Sur un véhicule d'occasion
Même si l’achat d’un véhicule d’occasion permet souvent de dénicher à un prix honnête un VR en bon état de marche qui pourra durer longtemps, il reste que le nouveau propriétaire ne pourra évaluer le véritable état des pneus. Se faire une idée de la façon dont ces pneus
ont été protégés contre le soleil et les contaminants de l’air est presque impossible. Même chose en ce qui a trait au respect constant de la pression dans les pneus. De plus, le VR a pu connaitre plusieurs propriétaires, ce qui multiplie la difficulté de tirer les choses au clair.
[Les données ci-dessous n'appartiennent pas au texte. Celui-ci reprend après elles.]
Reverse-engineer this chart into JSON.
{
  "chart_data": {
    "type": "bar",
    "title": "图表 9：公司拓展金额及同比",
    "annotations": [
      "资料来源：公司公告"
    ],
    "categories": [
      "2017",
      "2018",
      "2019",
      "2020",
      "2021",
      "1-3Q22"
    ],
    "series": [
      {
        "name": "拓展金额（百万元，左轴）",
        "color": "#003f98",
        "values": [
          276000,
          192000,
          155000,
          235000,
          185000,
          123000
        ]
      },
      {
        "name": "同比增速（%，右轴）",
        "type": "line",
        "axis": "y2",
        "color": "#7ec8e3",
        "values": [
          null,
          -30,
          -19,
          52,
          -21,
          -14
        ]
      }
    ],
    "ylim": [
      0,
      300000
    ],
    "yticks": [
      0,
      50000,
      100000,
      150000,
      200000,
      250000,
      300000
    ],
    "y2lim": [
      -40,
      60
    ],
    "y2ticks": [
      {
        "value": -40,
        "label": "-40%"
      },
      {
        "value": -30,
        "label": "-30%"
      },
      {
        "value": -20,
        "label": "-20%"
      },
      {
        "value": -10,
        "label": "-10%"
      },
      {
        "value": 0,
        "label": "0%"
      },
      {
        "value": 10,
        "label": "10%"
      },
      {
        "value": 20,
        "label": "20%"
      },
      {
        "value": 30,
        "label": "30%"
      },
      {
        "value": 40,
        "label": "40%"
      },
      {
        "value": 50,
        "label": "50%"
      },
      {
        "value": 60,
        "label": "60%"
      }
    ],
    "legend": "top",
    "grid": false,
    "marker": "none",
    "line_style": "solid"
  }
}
Conséquemment, une personne intéressée par l’acquisition d’un véhicule d’occasion serait fort avisée d’inclure systématiquement dans son budget d’achat une provision pour le remplacement des pneus. Évidemment, plus l’âge du véhicule est grand, plus cette recommandation revêt de l’importance.
En conclusion, il faut garder constamment à l’esprit qu’en VR, les pneus constituent le seul lien physique du véhicule avec le sol. Il faut donc prendre les précautions qui s’imposent pour que les pneumatiques soient toujours au meilleur de leur forme.